Financial Services Commission to Enforce Capital Markets Act Amendment on January 19

Next Year, Penalties for Stock Price Manipulation... Maximum Fine Up to Twice the Illicit Gains View original image

Starting January next year, fines of up to twice the amount of unfair gains obtained through unfair trading such as stock price manipulation will be imposed. Even if there are no unfair gains or if it is difficult to calculate, fines of up to 4 billion KRW can be imposed.


The Financial Services Commission announced on the 28th that the amended "Capital Markets and Financial Investment Services Act (Capital Markets Act)" with these provisions will be enforced from January 19 next year.


The core of the amended Capital Markets Act is ▲ the introduction of fines for unfair trading ▲ legalization of the method for calculating unfair gains ▲ introduction of a leniency system for voluntary reporters.


A fine system was newly established for the three major unfair trading acts: insider trading, market manipulation, and fraudulent trading. Previously, only criminal penalties such as fines and imprisonment were possible. From now on, fines of up to twice the amount of unfair gains obtained through unfair trading can be imposed. Even if there are no unfair gains or if it is difficult to calculate, fines of up to 4 billion KRW can be imposed.


The amount of unfair gains is clearly defined as "the difference between total revenue and total costs," and specific calculation methods for each type of act are presented in subordinate regulations. Unfair gains refer to profits obtained or losses avoided through violations, serving as the basis for fines and penalties.


The financial authorities allow for reductions in penalties and fines if the unfair trading actor voluntarily reports the violation or testifies about another person's crime. However, reductions will not be granted if the person coerces others to participate in unfair trading or repeatedly commits unfair trading acts over a certain period.


Stock price manipulation also occurred on a large scale this year. There were three large-scale stock price manipulation detections this year. The total number of unfair trading cases handled by the Securities and Futures Commission was 104, an increase of more than 28% compared to last year. By type, there were 13 cases of insider trading, 8 cases of market manipulation, 24 cases of fraudulent trading, 3 cases of market order disruption, and 56 cases of other reporting obligation violations.


The Financial Services Commission plans to maintain a close cooperative system with the Financial Supervisory Service, Korea Exchange, and prosecution, applying a zero-tolerance principle to illegal acts that undermine the capital market order.

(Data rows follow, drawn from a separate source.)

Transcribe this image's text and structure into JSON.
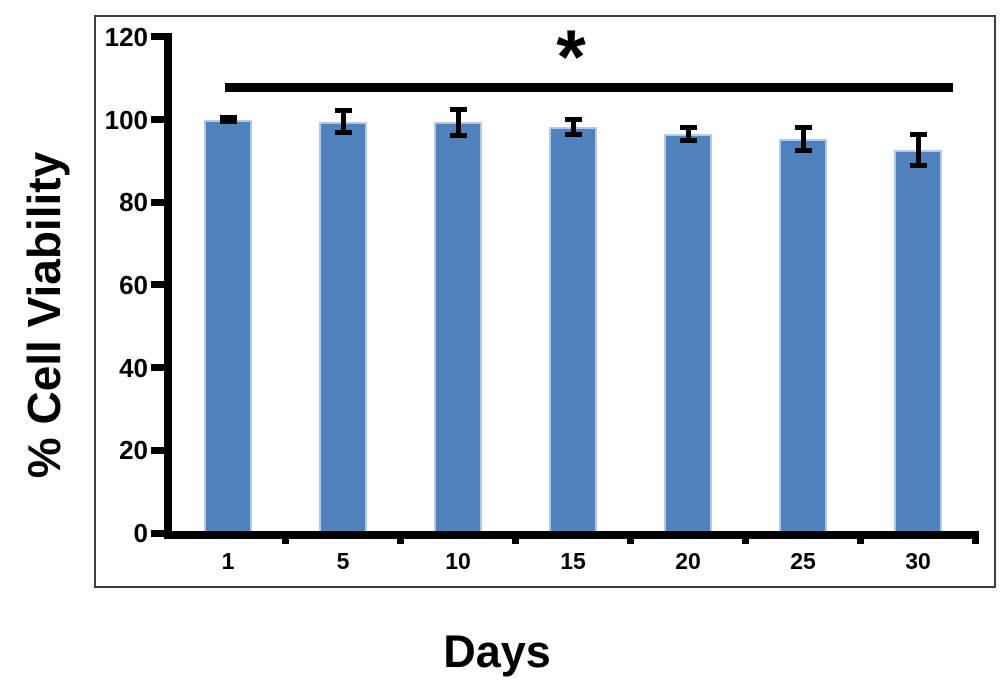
{
  "chart_data": {
    "type": "bar",
    "title": "",
    "xlabel": "Days",
    "ylabel": "% Cell Viability",
    "categories": [
      "1",
      "5",
      "10",
      "15",
      "20",
      "25",
      "30"
    ],
    "series": [
      {
        "name": "% Cell Viability",
        "values": [
          100,
          99.5,
          99.3,
          98.2,
          96.4,
          95.3,
          92.6
        ],
        "errors": [
          0.5,
          2.7,
          3.3,
          2.0,
          1.7,
          2.9,
          3.9
        ]
      }
    ],
    "y_ticks": [
      0,
      20,
      40,
      60,
      80,
      100,
      120
    ],
    "ylim": [
      0,
      120
    ],
    "grid": false,
    "legend_position": "none",
    "annotation": {
      "symbol": "*",
      "description": "significance bar spanning all categories"
    },
    "colors": {
      "bar_fill": "#4F81BD",
      "bar_border": "#B4C9E7",
      "axis": "#000000",
      "text": "#000000",
      "plot_border": "#3d3d3d",
      "background": "#ffffff"
    }
  }
}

The Financial Services Commission stated, "From next year, the introduction of the fine system and legalization of unfair gains will enable swift and effective sanctions, allowing appropriate punishment corresponding to the actual economic benefits obtained by criminals." They added, "The introduction of a leniency system for voluntary reporters and improvements to the whistleblower reward system will activate insider reporting, effectively preventing and detecting unfair trading."



Meanwhile, sanctions for violations of short-selling restrictions have been significantly strengthened this year. The Financial Services Commission announced that after imposing fines for illegal short selling in February, a total of 37 companies were fined approximately 37.08 billion KRW throughout this year.


This content was produced with the assistance of AI translation services.